OpenStreetMaps (OSM) is currently studied as the environment representation for autonomous navigation. It provides advantages such as global consistency, a heavy-less map construction process, and a wide variety of road information publicly available. However, the location of this information is usually not very accurate locally. In this paper, we present a complete autonomous navigation pipeline using OSM information as environment representation for global planning.
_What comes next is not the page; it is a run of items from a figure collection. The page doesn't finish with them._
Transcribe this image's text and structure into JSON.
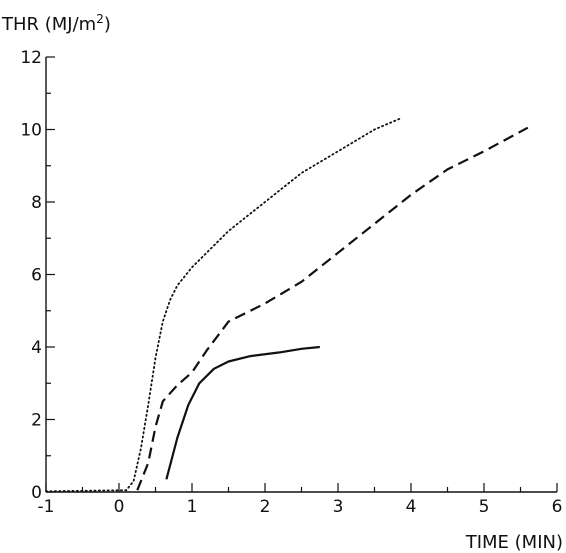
{
  "chart_data": {
    "type": "line",
    "ylabel_main": "THR (MJ/m",
    "ylabel_sup": "2",
    "ylabel_close": ")",
    "xlabel": "TIME (MIN)",
    "xlim": [
      -1,
      6
    ],
    "ylim": [
      0,
      12
    ],
    "x_ticks": [
      -1,
      0,
      1,
      2,
      3,
      4,
      5,
      6
    ],
    "y_ticks": [
      0,
      2,
      4,
      6,
      8,
      10,
      12
    ],
    "grid": false,
    "series": [
      {
        "style": "dotted",
        "points": [
          [
            -1,
            0.02
          ],
          [
            0.1,
            0.05
          ],
          [
            0.2,
            0.3
          ],
          [
            0.3,
            1.2
          ],
          [
            0.4,
            2.4
          ],
          [
            0.5,
            3.7
          ],
          [
            0.6,
            4.7
          ],
          [
            0.7,
            5.3
          ],
          [
            0.8,
            5.7
          ],
          [
            1.0,
            6.2
          ],
          [
            1.5,
            7.2
          ],
          [
            2.0,
            8.0
          ],
          [
            2.5,
            8.8
          ],
          [
            3.0,
            9.4
          ],
          [
            3.5,
            10.0
          ],
          [
            3.85,
            10.3
          ]
        ]
      },
      {
        "style": "dashed",
        "points": [
          [
            0.25,
            0.05
          ],
          [
            0.4,
            0.8
          ],
          [
            0.5,
            1.8
          ],
          [
            0.6,
            2.5
          ],
          [
            0.8,
            2.95
          ],
          [
            1.0,
            3.3
          ],
          [
            1.2,
            3.9
          ],
          [
            1.5,
            4.7
          ],
          [
            2.0,
            5.2
          ],
          [
            2.5,
            5.8
          ],
          [
            3.0,
            6.6
          ],
          [
            3.5,
            7.4
          ],
          [
            4.0,
            8.2
          ],
          [
            4.5,
            8.9
          ],
          [
            5.0,
            9.4
          ],
          [
            5.6,
            10.05
          ]
        ]
      },
      {
        "style": "solid",
        "points": [
          [
            0.65,
            0.35
          ],
          [
            0.8,
            1.5
          ],
          [
            0.95,
            2.4
          ],
          [
            1.1,
            3.0
          ],
          [
            1.3,
            3.4
          ],
          [
            1.5,
            3.6
          ],
          [
            1.8,
            3.75
          ],
          [
            2.2,
            3.85
          ],
          [
            2.5,
            3.95
          ],
          [
            2.75,
            4.0
          ]
        ]
      }
    ]
  }
}
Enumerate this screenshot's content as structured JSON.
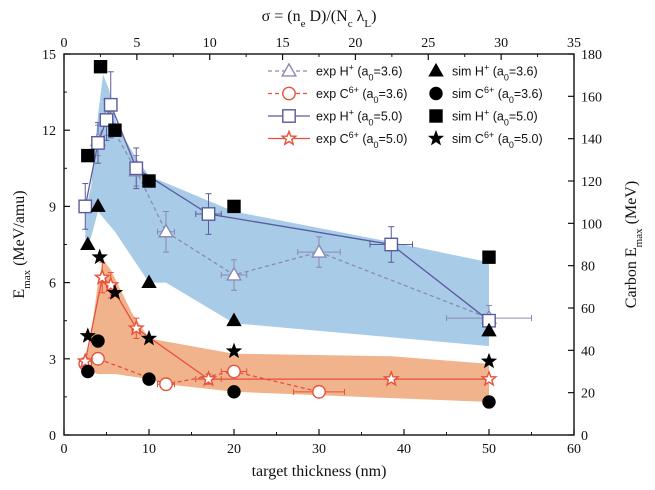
{
  "chart_data": {
    "type": "scatter",
    "x_axis": {
      "label": "target thickness (nm)",
      "range": [
        0,
        60
      ],
      "ticks": [
        0,
        10,
        20,
        30,
        40,
        50,
        60
      ]
    },
    "top_axis": {
      "label_parts": [
        "σ = (n",
        "e",
        " D)/(N",
        "c",
        " λ",
        "L",
        ")"
      ],
      "range": [
        0,
        35
      ],
      "ticks": [
        0,
        5,
        10,
        15,
        20,
        25,
        30,
        35
      ]
    },
    "y_axis": {
      "label_parts": [
        "E",
        "max",
        " (MeV/amu)"
      ],
      "range": [
        0,
        15
      ],
      "ticks": [
        0,
        3,
        6,
        9,
        12,
        15
      ]
    },
    "right_axis": {
      "label_parts": [
        "Carbon E",
        "max",
        " (MeV)"
      ],
      "range": [
        0,
        180
      ],
      "ticks": [
        0,
        20,
        40,
        60,
        80,
        100,
        120,
        140,
        160,
        180
      ]
    },
    "bands": [
      {
        "name": "proton-band",
        "color": "#a8cbe8",
        "upper": [
          [
            2.5,
            8.8
          ],
          [
            3.2,
            9.8
          ],
          [
            4.0,
            12.6
          ],
          [
            4.6,
            14.2
          ],
          [
            5.3,
            13.6
          ],
          [
            6.2,
            12.2
          ],
          [
            8.5,
            10.9
          ],
          [
            10.0,
            10.2
          ],
          [
            20.0,
            8.8
          ],
          [
            38.5,
            7.6
          ],
          [
            50.0,
            6.8
          ]
        ],
        "lower": [
          [
            50.0,
            3.5
          ],
          [
            20.0,
            4.4
          ],
          [
            12.0,
            6.0
          ],
          [
            10.0,
            6.0
          ],
          [
            6.0,
            8.0
          ],
          [
            4.0,
            8.8
          ],
          [
            3.2,
            7.8
          ],
          [
            2.5,
            7.3
          ]
        ]
      },
      {
        "name": "carbon-band",
        "color": "#f1b38c",
        "upper": [
          [
            2.5,
            3.0
          ],
          [
            3.0,
            3.5
          ],
          [
            4.0,
            6.0
          ],
          [
            4.6,
            6.9
          ],
          [
            5.5,
            6.5
          ],
          [
            8.0,
            4.8
          ],
          [
            10.0,
            3.8
          ],
          [
            20.0,
            3.2
          ],
          [
            38.5,
            3.1
          ],
          [
            50.0,
            2.8
          ]
        ],
        "lower": [
          [
            50.0,
            1.3
          ],
          [
            20.0,
            1.7
          ],
          [
            12.0,
            2.0
          ],
          [
            10.0,
            2.2
          ],
          [
            6.0,
            2.4
          ],
          [
            4.0,
            2.4
          ],
          [
            3.0,
            2.5
          ],
          [
            2.5,
            2.6
          ]
        ]
      }
    ],
    "series": [
      {
        "name_parts": [
          "exp H",
          "+",
          " (a",
          "0",
          "=3.6)"
        ],
        "marker": "triangle-open",
        "color": "#8a8ab5",
        "line": "dashed",
        "points": [
          {
            "x": 4,
            "y": 11.6,
            "xerr": 0.6,
            "yerr": 0.6
          },
          {
            "x": 5,
            "y": 12.5,
            "xerr": 0.6,
            "yerr": 0.7
          },
          {
            "x": 8.5,
            "y": 10.4,
            "xerr": 0.6,
            "yerr": 0.6
          },
          {
            "x": 12,
            "y": 8.0,
            "xerr": 1.0,
            "yerr": 0.8
          },
          {
            "x": 20,
            "y": 6.3,
            "xerr": 1.5,
            "yerr": 0.6
          },
          {
            "x": 30,
            "y": 7.2,
            "xerr": 2.5,
            "yerr": 0.6
          },
          {
            "x": 50,
            "y": 4.6,
            "xerr": 5.0,
            "yerr": 0.5
          }
        ]
      },
      {
        "name_parts": [
          "exp C",
          "6+",
          " (a",
          "0",
          "=3.6)"
        ],
        "marker": "circle-open",
        "color": "#e8503a",
        "line": "dashed",
        "points": [
          {
            "x": 2.5,
            "y": 2.8,
            "xerr": 0.4,
            "yerr": 0.2
          },
          {
            "x": 4,
            "y": 3.0,
            "xerr": 0.5,
            "yerr": 0.2
          },
          {
            "x": 12,
            "y": 2.0,
            "xerr": 1.0,
            "yerr": 0.2
          },
          {
            "x": 20,
            "y": 2.5,
            "xerr": 1.5,
            "yerr": 0.2
          },
          {
            "x": 30,
            "y": 1.7,
            "xerr": 3.0,
            "yerr": 0.2
          }
        ]
      },
      {
        "name_parts": [
          "exp H",
          "+",
          " (a",
          "0",
          "=5.0)"
        ],
        "marker": "square-open",
        "color": "#5a5a9e",
        "line": "solid",
        "points": [
          {
            "x": 2.5,
            "y": 9.0,
            "xerr": 0.5,
            "yerr": 0.9
          },
          {
            "x": 4,
            "y": 11.5,
            "xerr": 0.5,
            "yerr": 0.8
          },
          {
            "x": 5,
            "y": 12.4,
            "xerr": 0.5,
            "yerr": 0.8
          },
          {
            "x": 5.5,
            "y": 13.0,
            "xerr": 0.5,
            "yerr": 1.3
          },
          {
            "x": 8.5,
            "y": 10.5,
            "xerr": 0.5,
            "yerr": 0.8
          },
          {
            "x": 17,
            "y": 8.7,
            "xerr": 1.5,
            "yerr": 0.8
          },
          {
            "x": 38.5,
            "y": 7.5,
            "xerr": 2.5,
            "yerr": 0.7
          },
          {
            "x": 50,
            "y": 4.5,
            "xerr": 0,
            "yerr": 0
          }
        ]
      },
      {
        "name_parts": [
          "exp C",
          "6+",
          " (a",
          "0",
          "=5.0)"
        ],
        "marker": "star-open",
        "color": "#e8503a",
        "line": "solid",
        "points": [
          {
            "x": 2.5,
            "y": 2.9,
            "xerr": 0,
            "yerr": 0
          },
          {
            "x": 4.5,
            "y": 6.2,
            "xerr": 0.4,
            "yerr": 0.6
          },
          {
            "x": 5.5,
            "y": 5.9,
            "xerr": 0.5,
            "yerr": 0.5
          },
          {
            "x": 8.5,
            "y": 4.2,
            "xerr": 0.5,
            "yerr": 0.4
          },
          {
            "x": 17,
            "y": 2.2,
            "xerr": 1.5,
            "yerr": 0.2
          },
          {
            "x": 38.5,
            "y": 2.2,
            "xerr": 0,
            "yerr": 0
          },
          {
            "x": 50,
            "y": 2.2,
            "xerr": 0,
            "yerr": 0
          }
        ]
      },
      {
        "name_parts": [
          "sim H",
          "+",
          " (a",
          "0",
          "=3.6)"
        ],
        "marker": "triangle-filled",
        "color": "#000000",
        "line": "none",
        "points": [
          {
            "x": 2.8,
            "y": 7.5
          },
          {
            "x": 4,
            "y": 9.0
          },
          {
            "x": 10,
            "y": 6.0
          },
          {
            "x": 20,
            "y": 4.5
          },
          {
            "x": 50,
            "y": 4.1
          }
        ]
      },
      {
        "name_parts": [
          "sim C",
          "6+",
          " (a",
          "0",
          "=3.6)"
        ],
        "marker": "circle-filled",
        "color": "#000000",
        "line": "none",
        "points": [
          {
            "x": 2.8,
            "y": 2.5
          },
          {
            "x": 4,
            "y": 3.7
          },
          {
            "x": 10,
            "y": 2.2
          },
          {
            "x": 20,
            "y": 1.7
          },
          {
            "x": 50,
            "y": 1.3
          }
        ]
      },
      {
        "name_parts": [
          "sim H",
          "+",
          " (a",
          "0",
          "=5.0)"
        ],
        "marker": "square-filled",
        "color": "#000000",
        "line": "none",
        "points": [
          {
            "x": 2.8,
            "y": 11.0
          },
          {
            "x": 4.3,
            "y": 14.5
          },
          {
            "x": 6,
            "y": 12.0
          },
          {
            "x": 10,
            "y": 10.0
          },
          {
            "x": 20,
            "y": 9.0
          },
          {
            "x": 50,
            "y": 7.0
          }
        ]
      },
      {
        "name_parts": [
          "sim C",
          "6+",
          " (a",
          "0",
          "=5.0)"
        ],
        "marker": "star-filled",
        "color": "#000000",
        "line": "none",
        "points": [
          {
            "x": 2.8,
            "y": 3.9
          },
          {
            "x": 4.2,
            "y": 7.0
          },
          {
            "x": 6,
            "y": 5.6
          },
          {
            "x": 10,
            "y": 3.8
          },
          {
            "x": 20,
            "y": 3.3
          },
          {
            "x": 50,
            "y": 2.9
          }
        ]
      }
    ],
    "legend": {
      "position": "top-right",
      "columns": 2
    }
  }
}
To avoid the flaw of local low-accuracy, we offer the novel LiDAR-based Naive-Valley-Path (NVP) method that exploits the concept of "valley" areas to infer the local path always furthest from obstacles. This behavior allows navigation always through the center of trafficable areas following the road's shape independently of OSM error. Furthermore, NVP is a naive method that is highly sample-time-efficient. This time efficiency also enables obstacle avoidance, even for dynamic objects. We demonstrate the system's robustness in our research platform BLUE, driving autonomously across the University of Alicante Scientific Park for more than 20 km with 0.24 meters of average error against the road's center with a 19.8 ms of average sample time. Our vehicle avoids static obstacles in the road and even dynamic ones, such as vehicles and pedestrians.

翻译：OpenStreetMap（OSM）当前被研究作为自主导航的环境表示方法。该方法具有全局一致性、地图构建过程轻量化以及公开可用的丰富道路信息等优势。然而，这些信息的位置通常存在局部精度不足的问题。本文提出完整的自主导航流水线，采用OSM信息作为环境表示进行全局规划。为克服局部低精度缺陷，我们提出新型的基于LiDAR的朴素谷径（NVP）方法，该方法利用"谷"区域概念，始终规划离障碍物最远的局部路径。这种特性使得导航能始终沿道路形状、穿越可通行区域中心进行，不受OSM误差影响。此外，NVP是一种高效采样时间的方法。这种时间效率使其能够实现避障功能，包括对动态物体的避让。我们在研究平台BLUE上验证了系统的鲁棒性：该平台在阿利坎特大学科技园区自主行驶超过20公里，平均偏离道路中心误差为0.24米，平均采样时间为19.8毫秒。我们的车辆能够避让道路上的静态障碍物，甚至包括车辆和行人等动态障碍物。